60 days later, I returned to River Oaks and did a lot of work there over the six weeks I was there. I returned home after 6 weeks in a better state of mind. Newer issues had come up and there was a plan in place to deal with everything.
This period of time was tumultuous. I struggled with feeling like a failure because I had been stable for three years with no hospitalizations and I had to reset everything. I had to reset on my self-harm free days and my hospital free days. Which was frustrating.

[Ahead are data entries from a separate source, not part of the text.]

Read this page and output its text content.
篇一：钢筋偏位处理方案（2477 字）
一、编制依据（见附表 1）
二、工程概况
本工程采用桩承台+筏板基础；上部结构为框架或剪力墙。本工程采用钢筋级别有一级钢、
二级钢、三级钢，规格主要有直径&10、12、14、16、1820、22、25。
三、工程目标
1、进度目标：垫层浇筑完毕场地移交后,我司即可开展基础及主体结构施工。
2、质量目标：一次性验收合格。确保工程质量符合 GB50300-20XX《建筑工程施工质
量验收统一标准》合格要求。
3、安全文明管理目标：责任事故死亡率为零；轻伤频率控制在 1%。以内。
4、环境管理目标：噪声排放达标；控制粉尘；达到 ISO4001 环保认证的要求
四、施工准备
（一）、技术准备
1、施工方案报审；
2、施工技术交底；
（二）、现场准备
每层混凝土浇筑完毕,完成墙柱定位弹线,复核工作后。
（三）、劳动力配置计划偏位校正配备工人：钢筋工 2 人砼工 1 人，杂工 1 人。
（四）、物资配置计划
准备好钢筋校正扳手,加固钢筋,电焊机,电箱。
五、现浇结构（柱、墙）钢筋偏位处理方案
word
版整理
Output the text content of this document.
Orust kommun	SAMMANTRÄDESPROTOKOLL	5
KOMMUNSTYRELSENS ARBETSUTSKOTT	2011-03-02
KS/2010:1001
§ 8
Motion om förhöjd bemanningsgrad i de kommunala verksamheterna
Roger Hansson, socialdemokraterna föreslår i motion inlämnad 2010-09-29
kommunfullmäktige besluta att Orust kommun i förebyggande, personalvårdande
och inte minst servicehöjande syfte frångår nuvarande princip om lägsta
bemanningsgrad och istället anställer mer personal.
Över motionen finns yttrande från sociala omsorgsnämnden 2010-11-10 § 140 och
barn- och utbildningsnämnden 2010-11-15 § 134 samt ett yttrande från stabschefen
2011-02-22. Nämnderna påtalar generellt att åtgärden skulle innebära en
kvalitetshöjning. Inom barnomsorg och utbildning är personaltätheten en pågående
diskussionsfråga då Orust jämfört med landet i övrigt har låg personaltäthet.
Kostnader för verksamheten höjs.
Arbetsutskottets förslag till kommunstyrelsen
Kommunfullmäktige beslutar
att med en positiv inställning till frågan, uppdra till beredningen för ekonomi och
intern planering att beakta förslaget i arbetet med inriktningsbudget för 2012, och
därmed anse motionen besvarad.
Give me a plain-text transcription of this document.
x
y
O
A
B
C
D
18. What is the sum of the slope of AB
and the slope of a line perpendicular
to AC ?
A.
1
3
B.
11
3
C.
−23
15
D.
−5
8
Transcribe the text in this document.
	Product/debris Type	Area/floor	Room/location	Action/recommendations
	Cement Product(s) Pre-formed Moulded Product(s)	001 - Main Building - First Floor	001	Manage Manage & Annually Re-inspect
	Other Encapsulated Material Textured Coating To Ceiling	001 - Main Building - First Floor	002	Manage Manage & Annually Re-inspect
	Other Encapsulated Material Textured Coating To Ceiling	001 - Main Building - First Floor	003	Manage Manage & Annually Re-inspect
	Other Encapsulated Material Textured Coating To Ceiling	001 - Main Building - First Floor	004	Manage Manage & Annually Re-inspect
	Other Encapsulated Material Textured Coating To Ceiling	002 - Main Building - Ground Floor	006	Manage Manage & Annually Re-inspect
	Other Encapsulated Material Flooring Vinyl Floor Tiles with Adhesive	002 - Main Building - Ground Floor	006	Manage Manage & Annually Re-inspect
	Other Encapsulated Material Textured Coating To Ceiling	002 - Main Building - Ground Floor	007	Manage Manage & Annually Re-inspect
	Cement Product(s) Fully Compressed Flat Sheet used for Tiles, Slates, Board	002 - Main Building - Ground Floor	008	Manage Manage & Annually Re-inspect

I was frustrated that my life had fallen apart again and that I wasn't able to hold things together. I felt like this screwed up my plans on being a social worker and that there was no way that this would be used in a good way.
However my friends told me different. They told me that there will be people who will need to know my experiences and how I got back up after I was knocked down again. That this has a purpose.
I think I'm learning that recovery is not linear. It has ups and downs, peaks and valleys. It's a never ending battle. But it's one that I can fight.